A body of research on assessing shoreline erosion caused by large changes in water levels – for example, due to the construction of a new hydro dam – already exists, but estimating the impact on lake shorelines caused by more modest changes in water levels had never been done before. 

A lake’s natural boundary is legally significant. It defines property rights and, because vegetation growth makes it recognizable, it is a useful benchmark for assessing shoreline change.

Because a lake’s natural boundary is determined by observation, it is typically established in the field rather than calculated.

This poses a challenge for determining a future natural boundary; because it is still in the future, it cannot yet be observed.

What makes SICCC unique is that it combines extensive field observations with advanced statistics and computational modelling.
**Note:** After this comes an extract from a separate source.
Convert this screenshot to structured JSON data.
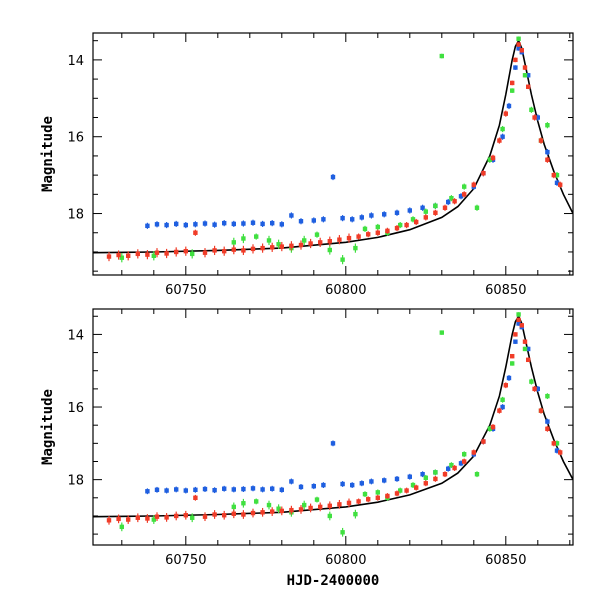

The SICCC tool is made up of five discrete steps:

  • At each shoreline segment, collect physical data (water levels, wave energy, sediment size, beach slope, vegetation) and from the data establish the existing natural boundary;
  • use the data to develop a statistically-based equation that predicts the natural boundary for any shoreline segment based on its physical characteristics;
  • using computational models, project changes in physical characteristics around the lake for various possible regulatory and climate change scenarios;
  • for each shoreline segment, use the projected characteristics and the predictive equation to estimate future natural boundary changes; and
  • use the changes in natural boundary elevation to quantify shoreline impacts.

KWL used the tool in its Cowichan Lake Shoreline Assessment Project for the Cowichan Valley Regional District.

SICCC was able to successfully evaluate the impact of raising the Cowichan Lake weir, which was built in the 1950s and updated in the 1960s.

The results of the modelling exercise for each lakefront property were delivered through a GIS (geographic information system) web tool that enabled shoreline stakeholders to visualize changes to the shoreline in detail.

Sutherland says there could be other applications of SICCC in the future, including a possible commercial version of the tool.

KWL’s award was presented at the 2023 ACEC BC Awards for Engineering Excellence, which marked the 33rd presentation of the awards.